POURQUOI J’AI TUE PIERRE

Un récit autobiographique grave et sensible sur le thème de la pédophilie.

Elevé par des parents baba cool aux moeurs plutôt libérés, Olivier a une vie un peu trop olé-olé pour ses grands-parents qui compensent avec une éducation stricte et pieuse. Sa rencontre avec Pierre, un « curé de gauche » joyeux et bon vivant, va bouleverser sa vie. Au fil des camps de vacances, se noue entre eux une vraie amitié et l’été de ses 12 ans aurait pu se dérouler comme les autres. Mais cette fois là, Pierre, son ami, son « héros », lui demande de toucher son corps…

« Pourquoi j’ai tué Pierre » n’est pas le récit d’une vengeance, d’un crime commis en représailles de cet épisode douloureux. Le « j’ai tué Pierre » n’est que symbolique – allusion au « tuer le père » du complexe d’Oedipe de Freud. Mais il n’en perd pas moins de sa force, au contraire.

L’ouvrage est autobiographique et pour mettre en images le traumatisme subi, Olivier Ka a fait appel à son ami Alfred avec qui il a déjà réalisé « Monsieur Rouge » (Ed.Petit à Petit). Olivier n’a pas été violé mais parce que le geste est venu de quelqu’un en qui il avait une totale confiance, il est apparu plus affreux encore, comme un geste de trahison. Bien que mûr pour son âge, Olivier n’était qu’un enfant sans défense, donnant tout sans restriction à son ami. La chute n’en est que plus rude. C’est ce que raconte cette bande dessinée d’une centaine de pages, « aussi efficace qu’une psychanalyse » de l’aveu même du scénariste.

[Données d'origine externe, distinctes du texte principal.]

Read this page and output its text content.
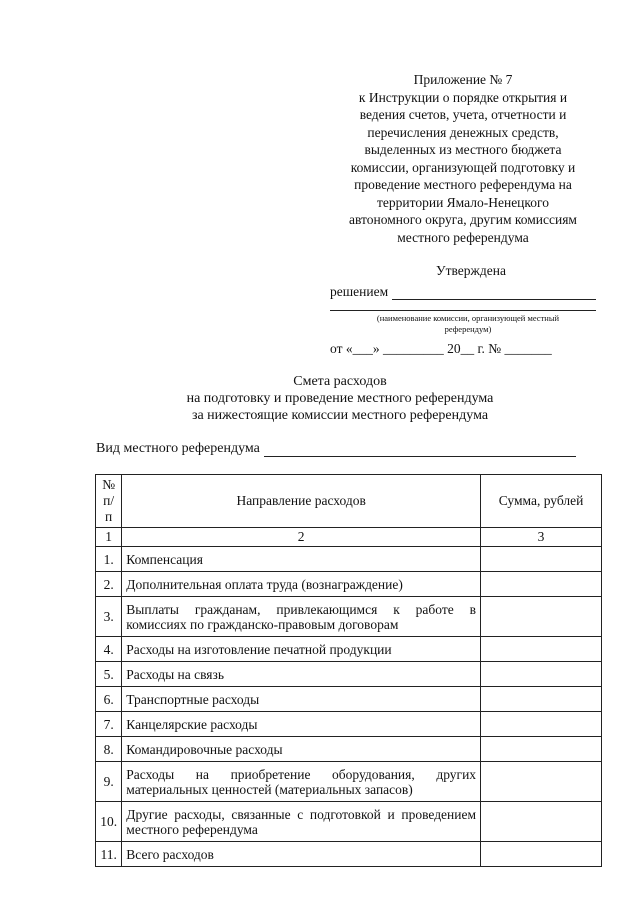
Приложение № 7
к Инструкции о порядке открытия и
ведения счетов, учета, отчетности и
перечисления денежных средств,
выделенных из местного бюджета
комиссии, организующей подготовку и
проведение местного референдума на
территории Ямало-Ненецкого
автономного округа, другим комиссиям
местного референдума
Утверждена
решением
(наименование комиссии, организующей местный
референдум)
от «___» _________ 20__ г. № _______
Смета расходов
на подготовку и проведение местного референдума
за нижестоящие комиссии местного референдума
Вид местного референдума
№
п/п	Направление расходов	Сумма, рублей
1	2	3
1.	Компенсация	
2.	Дополнительная оплата труда (вознаграждение)	
3.	Выплаты гражданам, привлекающимся к работе в комиссиях по гражданско-правовым договорам	
4.	Расходы на изготовление печатной продукции	
5.	Расходы на связь	
6.	Транспортные расходы	
7.	Канцелярские расходы	
8.	Командировочные расходы	
9.	Расходы на приобретение оборудования, других материальных ценностей (материальных запасов)	
10.	Другие расходы, связанные с подготовкой и проведением местного референдума	
11.	Всего расходов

Pour nous, c’est un choc. De par le thème d’abord, la pédophilie n’étant pas un thème qu’on a l’habitude de lire en bande dessinée. De par son traitement ensuite: si le dessin est pudique et tout en subtilité – coloré et lumineux pour les moments de bonheur, sombre et hachuré pour les instants d’angoisse -, les mots eux sont justes mais crus. Ka en profite aussi pour régler ses comptes avec la religion.

Le coup de théâtre final – aussi imprévu pour nous que pour les auteurs – vient asséner un dernier coup. Comme Alfred qui assiste en spectateur à ce qui se passe, nous sommes pétrifiés. Olivier vient d’achever Pierre.